The quickest this process has ever happened for me is 3 hours.  The average is 4 hours, some are longer.

Here is the Truth:  This is How It Works.

It doesn’t matter who your Dr is, how great the office staff is, how great the Dr is…..this is the process.  It is exhausting, frustrating, humiliating and, more often than not, fruitless.

Most people can’t relate to this.  In fact, they won’t understand it until they get sick.  Or, until someone close to them gets sick.  The US medical system is complicated system, and has both good and bad qualities.   The bottom line is that if you get sick, consuming medical services will become your life, and it sucks.  If you doubt me, think back to the last time you had a mammogram, or the flu, or a terrible headache.  What was the process?  How long did it take?  How much did it cost.  Take that and do it for  6 months weekly (with surgery then chemo), then tack on 5 years of follow ups.
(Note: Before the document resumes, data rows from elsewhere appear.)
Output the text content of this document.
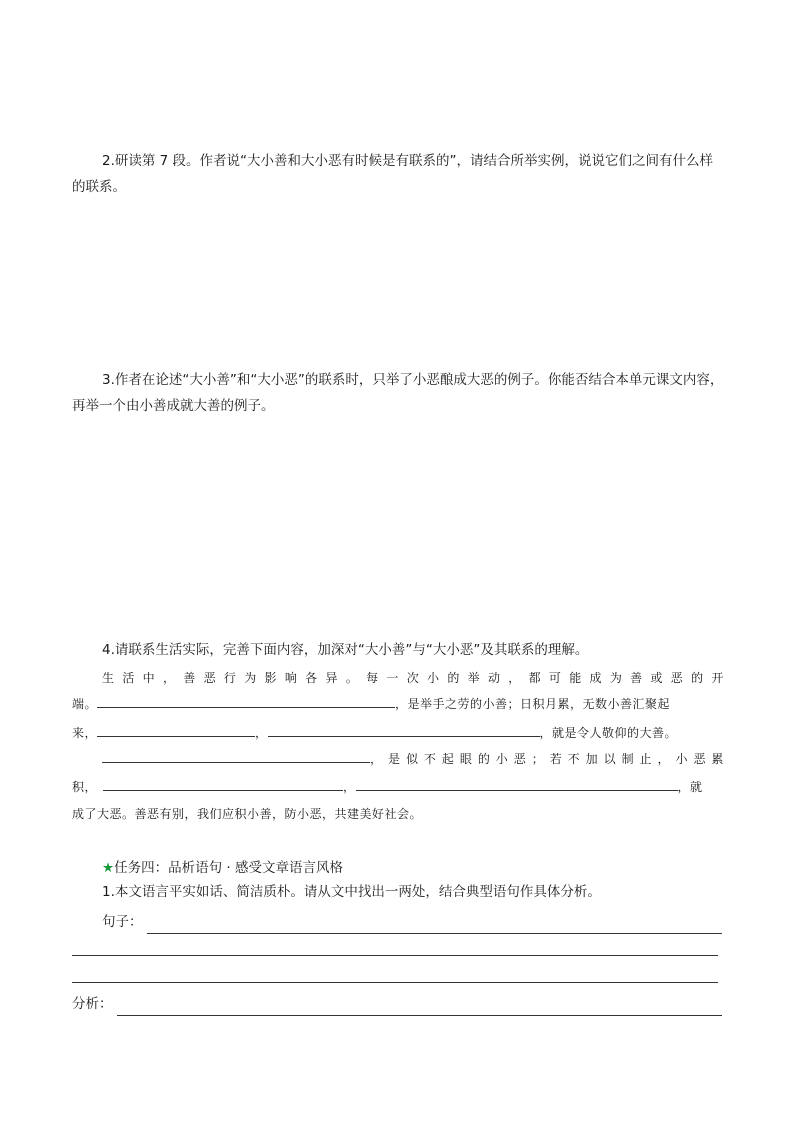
2.研读第 7 段。作者说“大小善和大小恶有时候是有联系的”，请结合所举实例，说说它们之间有什么样的联系。

3.作者在论述“大小善”和“大小恶”的联系时，只举了小恶酿成大恶的例子。你能否结合本单元课文内容，再举一个由小善成就大善的例子。

4.请联系生活实际，完善下面内容，加深对“大小善”与“大小恶”及其联系的理解。

生 活 中 ， 善 恶 行 为 影 响 各 异 。 每 一 次 小 的 举 动 ， 都 可 能 成 为 善 或 恶 的 开
端。	，是举手之劳的小善；日积月累，无数小善汇聚起
来，	，	，就是令人敬仰的大善。
， 是 似 不 起 眼 的 小 恶 ； 若 不 加 以 制 止 ， 小 恶 累
积，	，	，就
成了大恶。善恶有别，我们应积小善，防小恶，共建美好社会。
★任务四：品析语句 · 感受文章语言风格
1.本文语言平实如话、简洁质朴。请从文中找出一两处，结合典型语句作具体分析。
句子：
分析：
Being sick is a burden.  It is time consuming, expensive, difficult  to navigate, confusing, scary, and often humiliating.  I understand why people with chronic illnesses don’t follow up on treatment.  Who wants to do that?  Over and over and over again.  How many can afford to do that?  And, if you feel like the Dr doesn’t care if you even show up again, why on earth would you do it?

I’m off to find a new cancer Doc, and I’m not sure how to go about it.  When I figure it out  I’ll let you know!